PARIS: Le président LR du Sénat Gérard Larcher a estimé mercredi que la France "n'a pas les moyens d'amortir les crises" au lendemain de la présentation par le Premier ministre Sébastien Lecornu d'un "dispositif d'accompagnement" pour les "grands rouleurs" touchés par la hausse du prix du carburant.
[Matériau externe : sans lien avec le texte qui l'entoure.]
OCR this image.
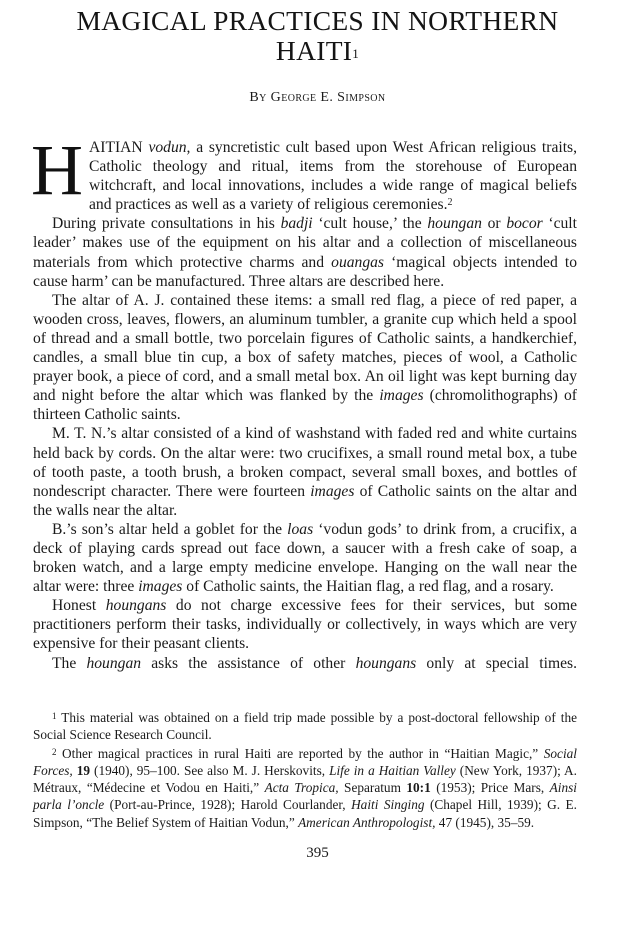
MAGICAL PRACTICES IN NORTHERN
HAITI$^1$
By George E. Simpson

HAITIAN vodun, a syncretistic cult based upon West African religious traits, Catholic theology and ritual, items from the storehouse of European witchcraft, and local innovations, includes a wide range of magical beliefs and practices as well as a variety of religious ceremonies.$^2$

During private consultations in his badji ‘cult house,’ the houngan or bocor ‘cult leader’ makes use of the equipment on his altar and a collection of miscellaneous materials from which protective charms and ouangas ‘magical objects intended to cause harm’ can be manufactured. Three altars are described here.

The altar of A. J. contained these items: a small red flag, a piece of red paper, a wooden cross, leaves, flowers, an aluminum tumbler, a granite cup which held a spool of thread and a small bottle, two porcelain figures of Catholic saints, a handkerchief, candles, a small blue tin cup, a box of safety matches, pieces of wool, a Catholic prayer book, a piece of cord, and a small metal box. An oil light was kept burning day and night before the altar which was flanked by the images (chromolithographs) of thirteen Catholic saints.

M. T. N.’s altar consisted of a kind of washstand with faded red and white curtains held back by cords. On the altar were: two crucifixes, a small round metal box, a tube of tooth paste, a tooth brush, a broken compact, several small boxes, and bottles of nondescript character. There were fourteen images of Catholic saints on the altar and the walls near the altar.

B.’s son’s altar held a goblet for the loas ‘vodun gods’ to drink from, a crucifix, a deck of playing cards spread out face down, a saucer with a fresh cake of soap, a broken watch, and a large empty medicine envelope. Hanging on the wall near the altar were: three images of Catholic saints, the Haitian flag, a red flag, and a rosary.

Honest houngans do not charge excessive fees for their services, but some practitioners perform their tasks, individually or collectively, in ways which are very expensive for their peasant clients.

The houngan asks the assistance of other houngans only at special times.

$^1$ This material was obtained on a field trip made possible by a post-doctoral fellowship of the Social Science Research Council.

$^2$ Other magical practices in rural Haiti are reported by the author in “Haitian Magic,” Social Forces, 19 (1940), 95–100. See also M. J. Herskovits, Life in a Haitian Valley (New York, 1937); A. Métraux, “Médecine et Vodou en Haiti,” Acta Tropica, Separatum 10:1 (1953); Price Mars, Ainsi parla l’oncle (Port-au-Prince, 1928); Harold Courlander, Haiti Singing (Chapel Hill, 1939); G. E. Simpson, “The Belief System of Haitian Vodun,” American Anthropologist, 47 (1945), 35–59.

395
"Nous n'avons pas les moyens d'amortir les crises et de faire face dans un pays qui est déjà surendetté et surfiscalisé", a affirmé sur BFMTV Gérard Larcher.

"Cette réalité-là, elle ne donne pas au gouvernement d'autres marges de manœuvre que de faire ce qu'il est possible de faire en direction de certaines catégories", a expliqué le président du Sénat, écartant une baisse de la TVA comme le demande le RN.

Il a tenu Emmanuel Macron pour responsable de cette situation: "On paye le quoi qu'il en coûte, on paye un ensemble d'engagements où on n'a pas réduit la dépense publique, on n'a pas réformé l'État", a-t-il expliqué. "C'est quelque part le bilan de deux quinquennats d'Emmanuel Macron", a-t-il souligné, estimant que le chef de l'Etat a laissé la France en situation "d'hypoxie".

Sur la situation financière du pays, Gérard Larcher a précisé que le Sénat, contrôlé par une majorité de droite et du centre, présentera pour le budget 2027 "une proposition au gouvernement (...) à la fin du mois de juin".

L'exécutif a annoncé mardi une aide à trois millions de "travailleurs modestes grands rouleurs", et le renforcement du soutien aux pêcheurs et agriculteurs.